Roślinna oferta Nestlé – co zawiera i gdzie jest dostępna?
Nowa, roślinna marka Nestlé staje się coraz bardziej popularna. W ofercie Garden Gourmet znaleźć można produkty zawierające m.in: soję, buraki, marchew, paprykę oraz olej rzepakowy i kokosowy. Już od marca bieżącego roku na 11 rynkach europejskich dostępne są kiełbaski sojowe o smaku naturalnym oraz imitującym chorizo.
Nestlé ma zamiar wprowadzać roślinne produkty stopniowo. W zależności od kraju, dostępna będzie nieco inna wersja roślinnych kiełbasek. Już od marca 2020 roku kiełbaski klasyczne i chorizo można spotkać w sklepach w Austrii, Belgii, Niemczech, Holandii, Norwegii, Szwecji i Szwajcarii. Natomiast w Finlandii, Danii, Czechach, we Włoszech i na Islandii oraz w Wielkiej Brytanii kiełbaski Garden Gourmet będą sprzedawane hurtowo firmom w branży gastronomicznej.

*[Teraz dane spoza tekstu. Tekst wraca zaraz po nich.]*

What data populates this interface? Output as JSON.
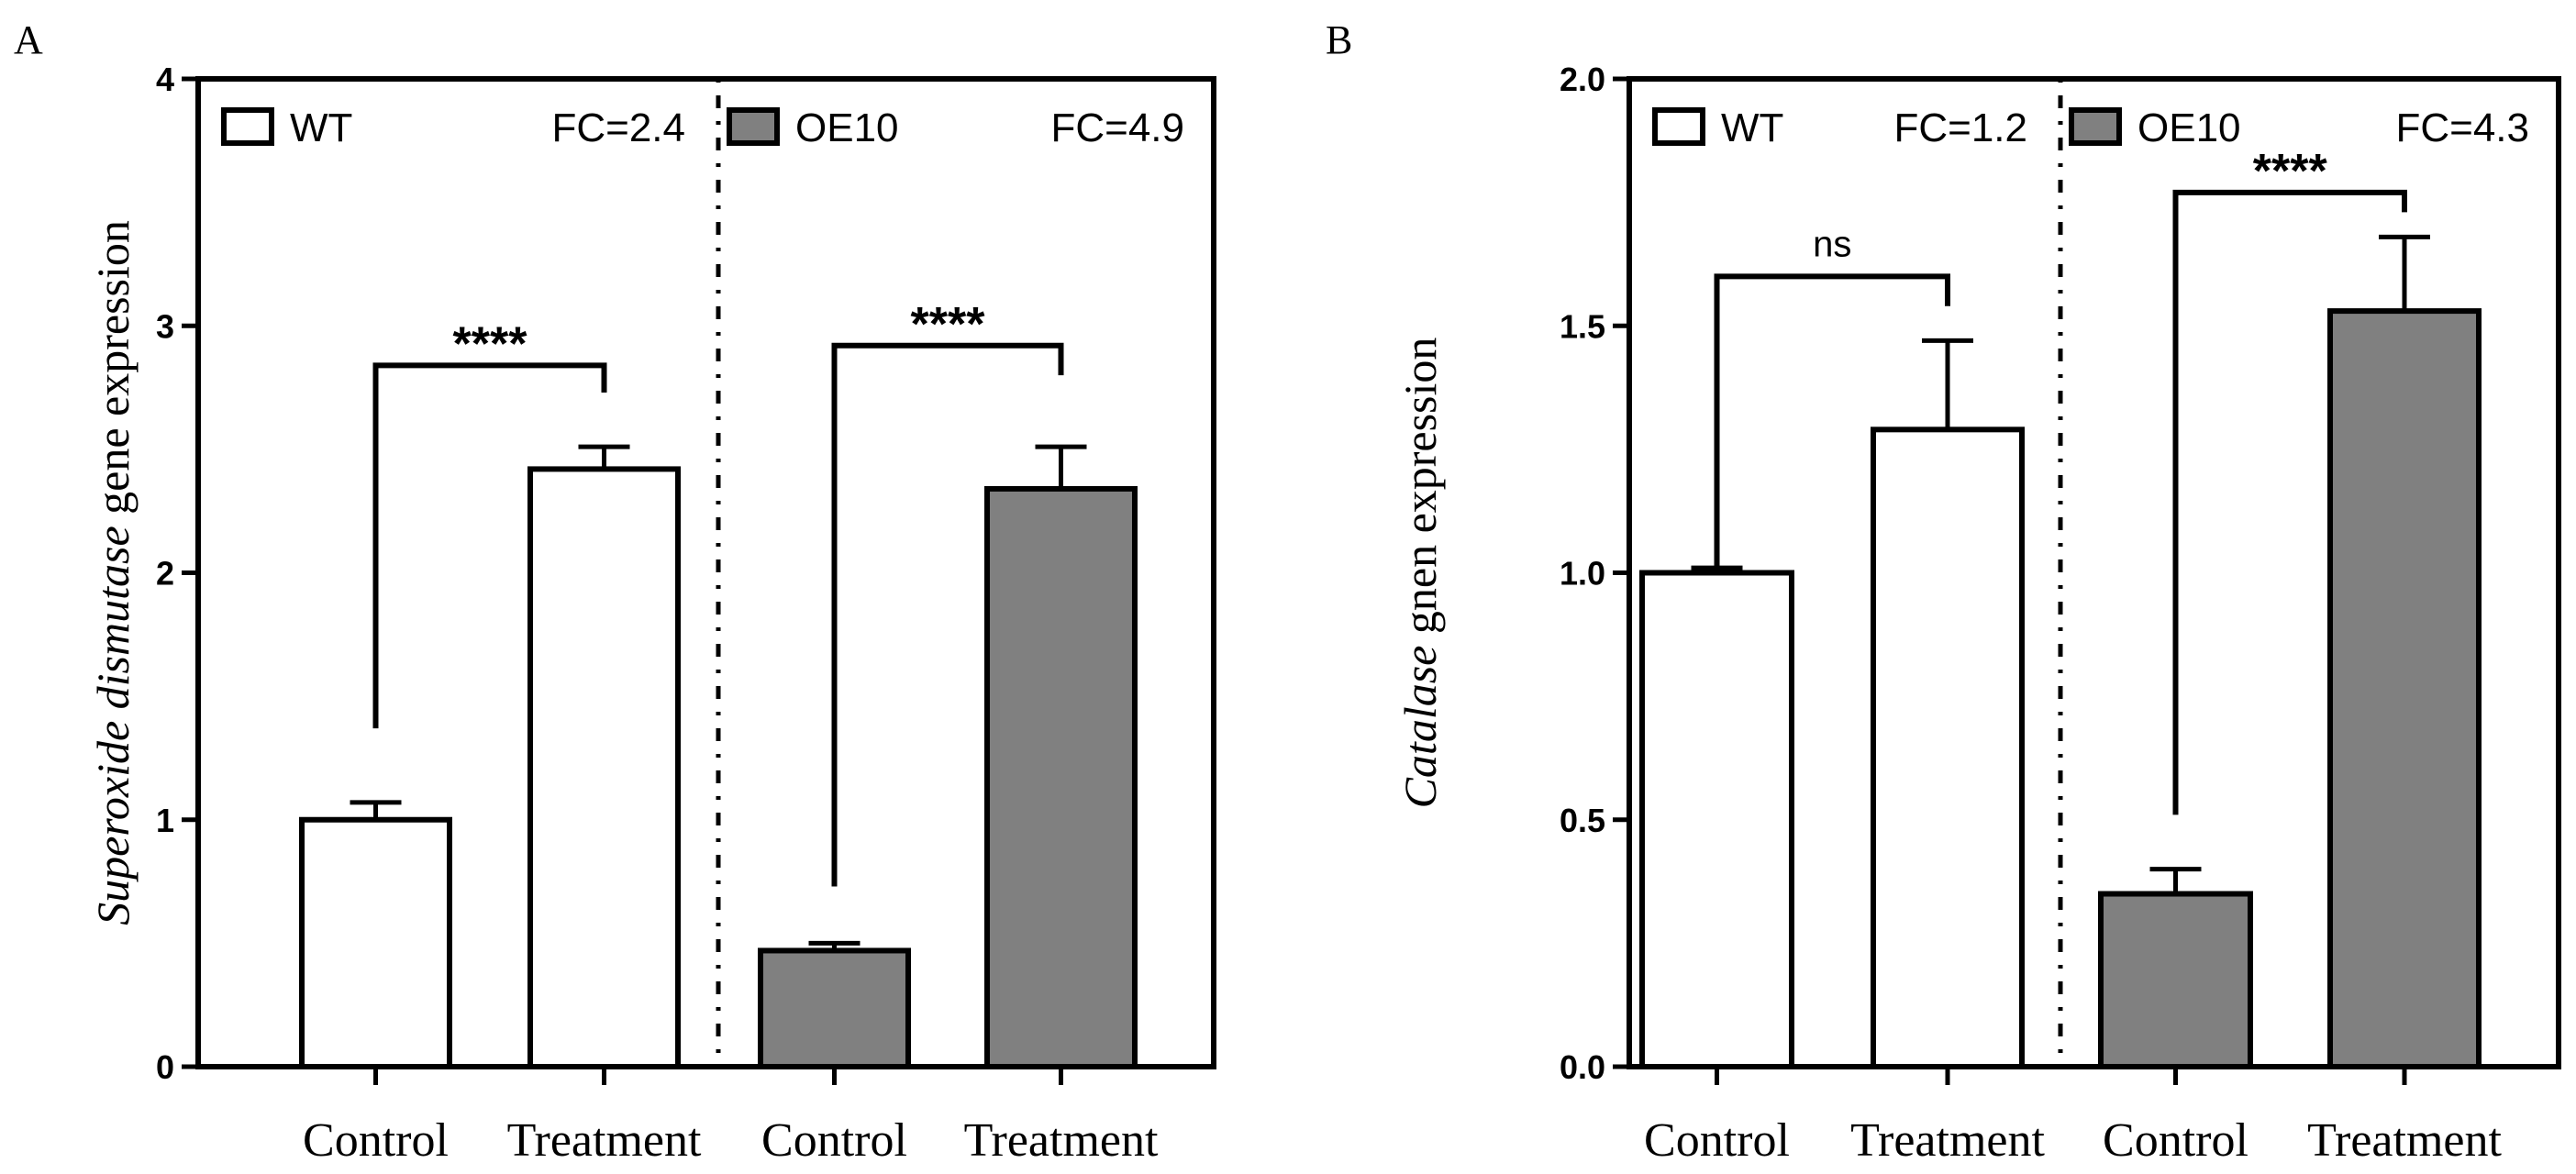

Oferta roślinnych kiełbasek w nieco zmodyfikowanej odsłonie trafiła do Stanów Zjednoczonych. Od kwietnia b.r. nowe produkty Nestlé sprzedawane są pod nazwą Sweet Earth i składają się z kiełbasek bazujących na grochu. Te będą dostępne w wariantach: Habanero Cheddar (ostra papryczka i ser), Asian Ginger Scallion (z imbirem i szczypiorem) oraz Chik’n Apple (imitujące smak kurczaka i jabłka).
Nowa fabryka roślinnych produktów Nestlé w Chinach
Wszystko wskazuje na to, że produkcja roślinnych artykułów spożywczych Nestlé rozwinie się w bardzo szybkim tempie. Koncern planuje przeznaczyć 100 milionów franków szwajcarskich na rozszerzenie produkcji roślinnego jedzenia na terenie Chin. Chiński zakład produkcyjny ma powstać na obszarze TEDA (Tianjin Economic-Technological Development Area). Rozpoczęcie prac w nowym obiekcie przewiduje się na początek 2021 roku.

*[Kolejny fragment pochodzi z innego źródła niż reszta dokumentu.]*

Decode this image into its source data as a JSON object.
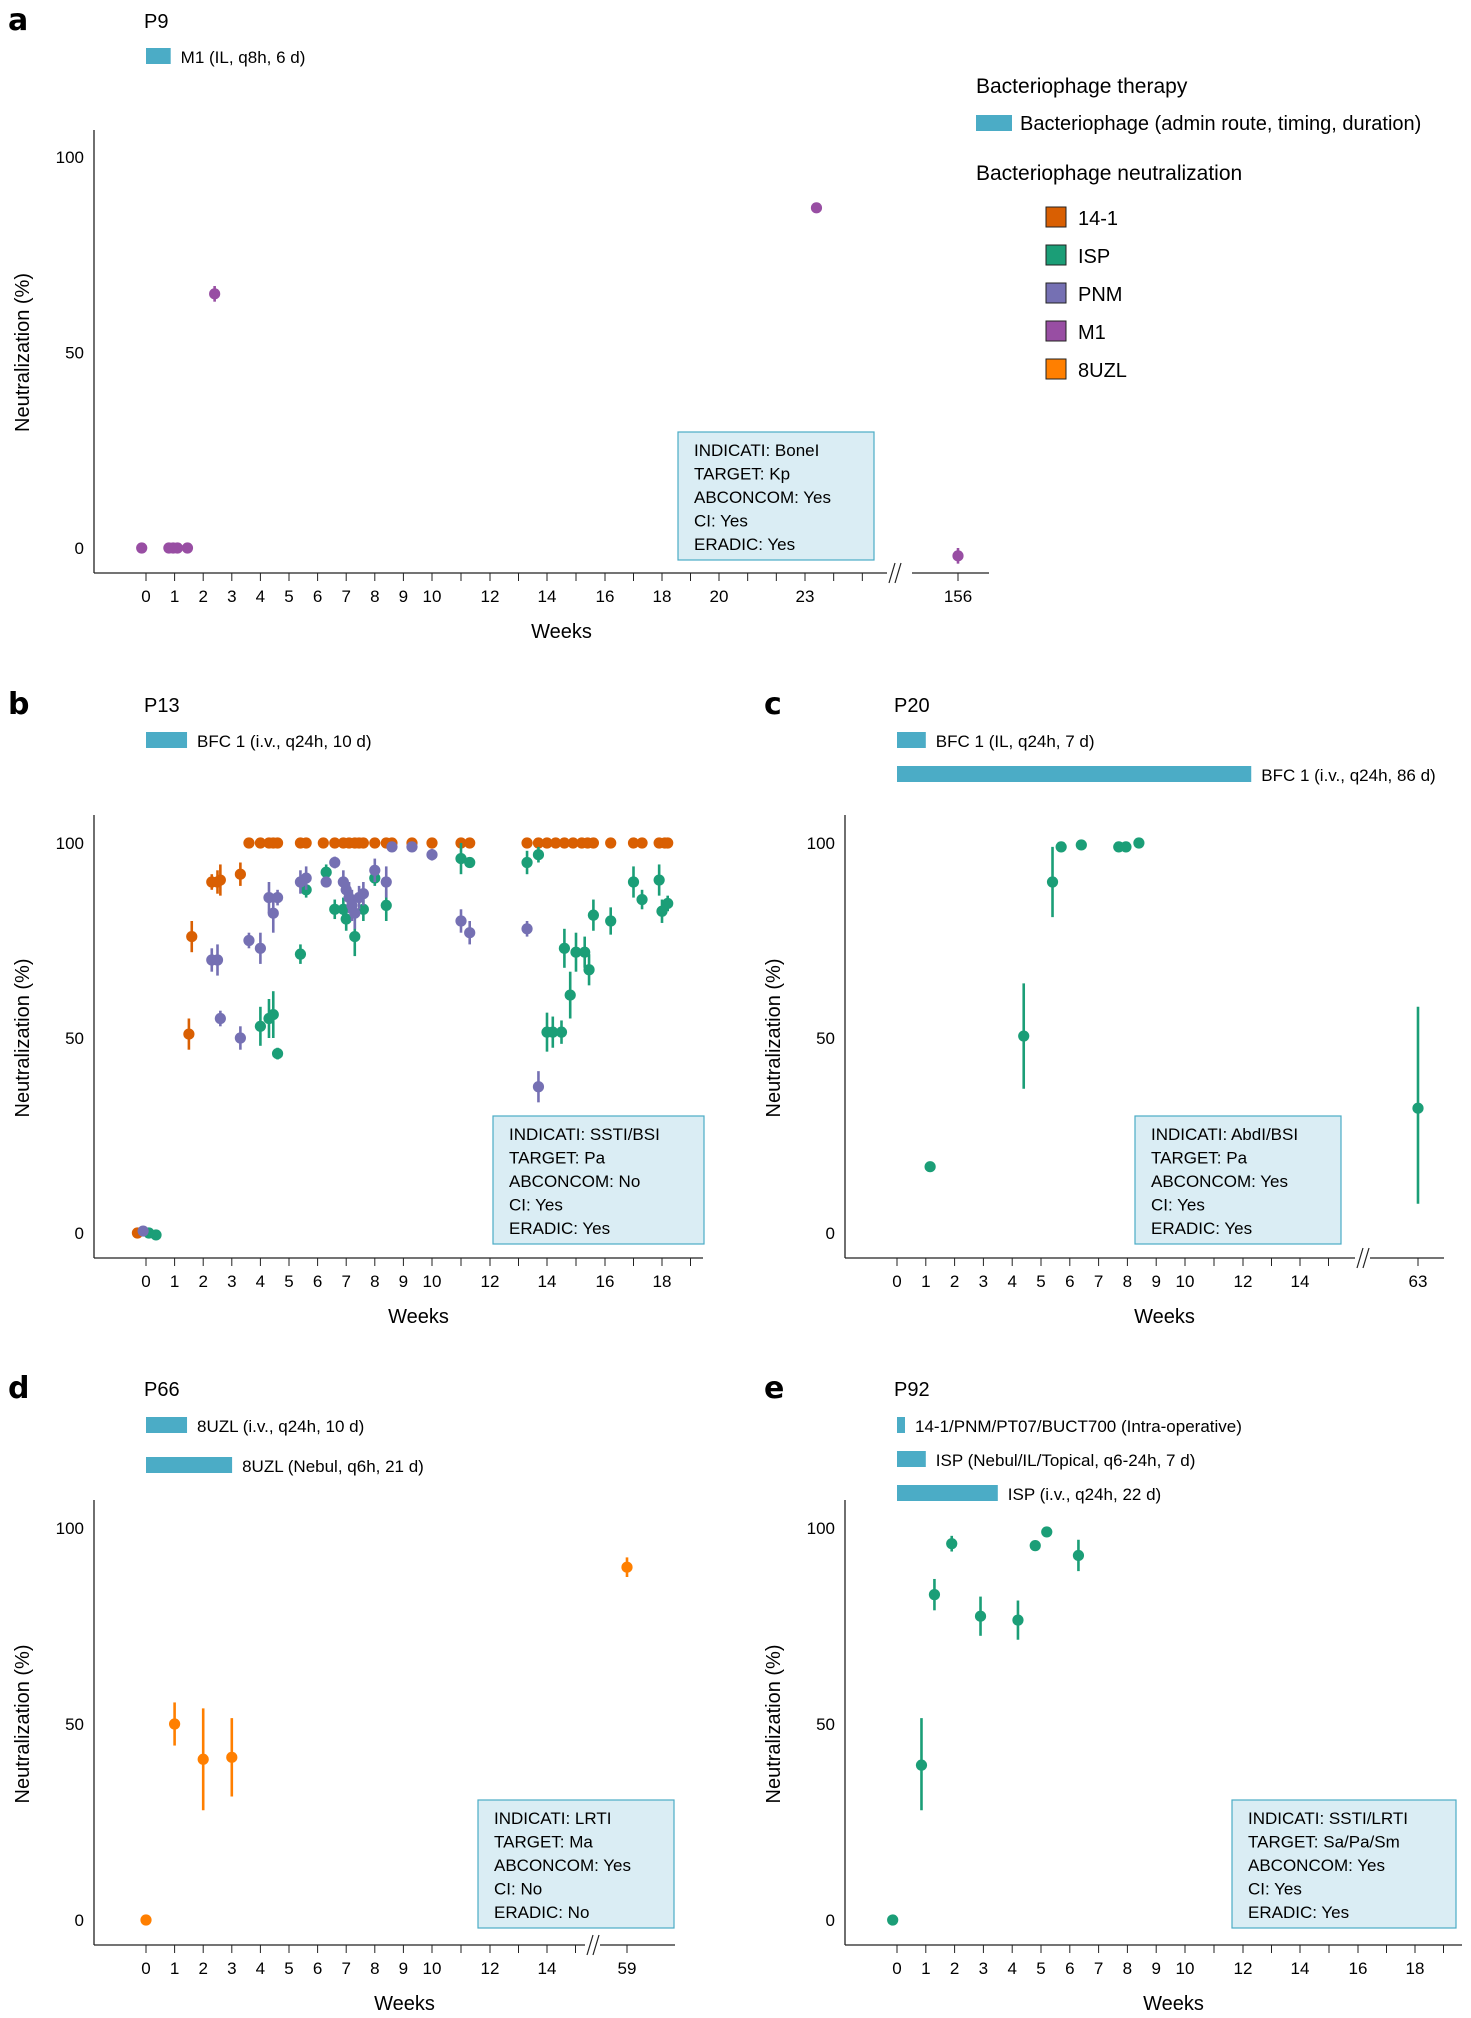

Skąd taka decyzja? Okazuje się, że konsumenci w Chinach coraz częściej sięgają po roślinne artykuły spożywcze. Wśród powodów jest rosnąca cena mięsa, wynikająca m.in. z szerzącego się ASF. Dodatkowo, sytuacja związana z epidemią nowego koronawirusa i jego zwierzęcego źródła przyczyniła się także do chęci ograniczenia jedzenia mięsa przez Chińczyków.

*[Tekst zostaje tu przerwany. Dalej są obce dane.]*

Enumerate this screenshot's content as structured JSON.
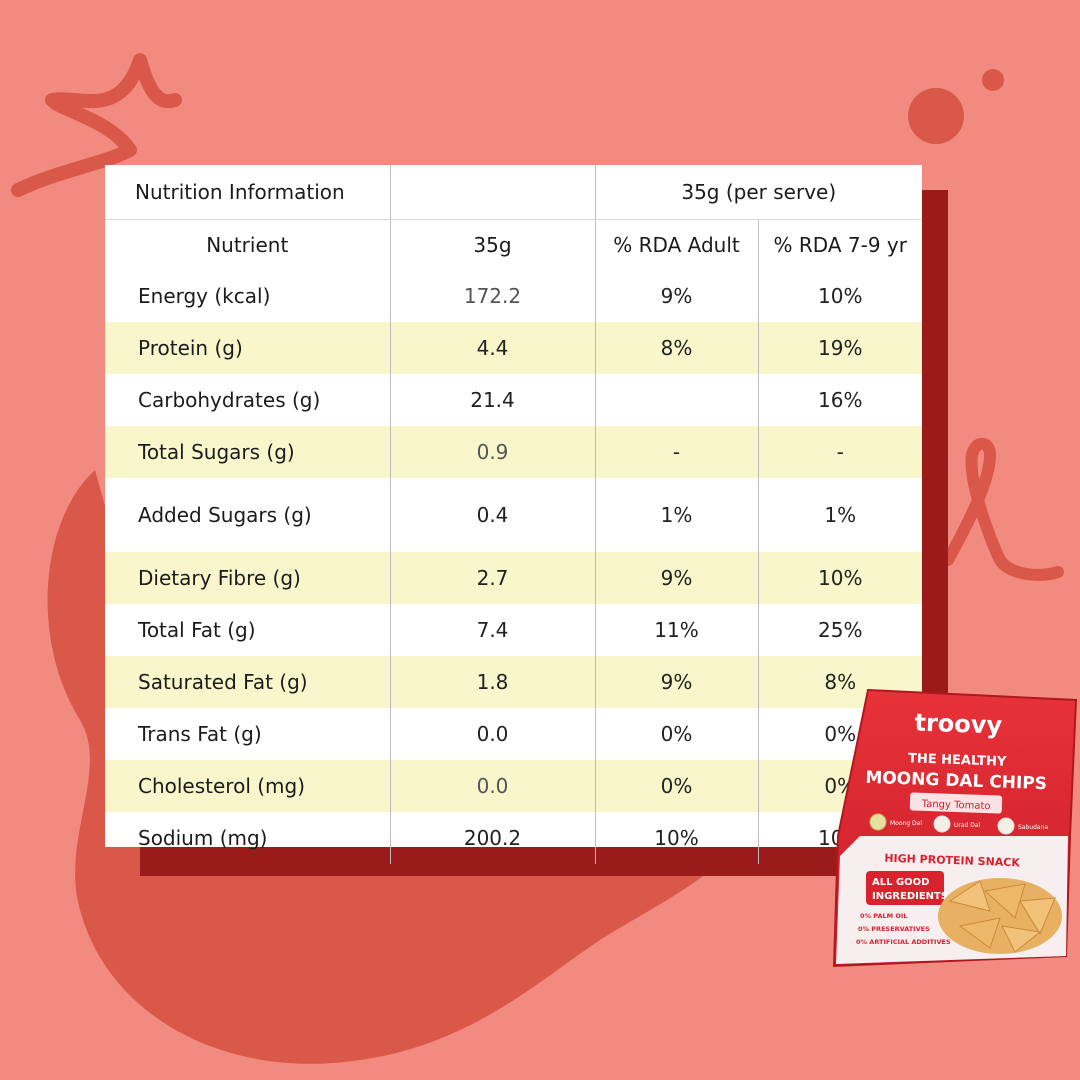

Zgodnie z danymi przedstawionymi przez Euromonitor, chiński rynek roślinny ma się coraz lepiej. Od 2014 roku odnotowano wzrost popularności roślinnych artykułów spożywczych aż o 33,5%. Jednocześnie przewiduje się, że do 2023 roku przemysł ten będzie wart 11,9 mld USD.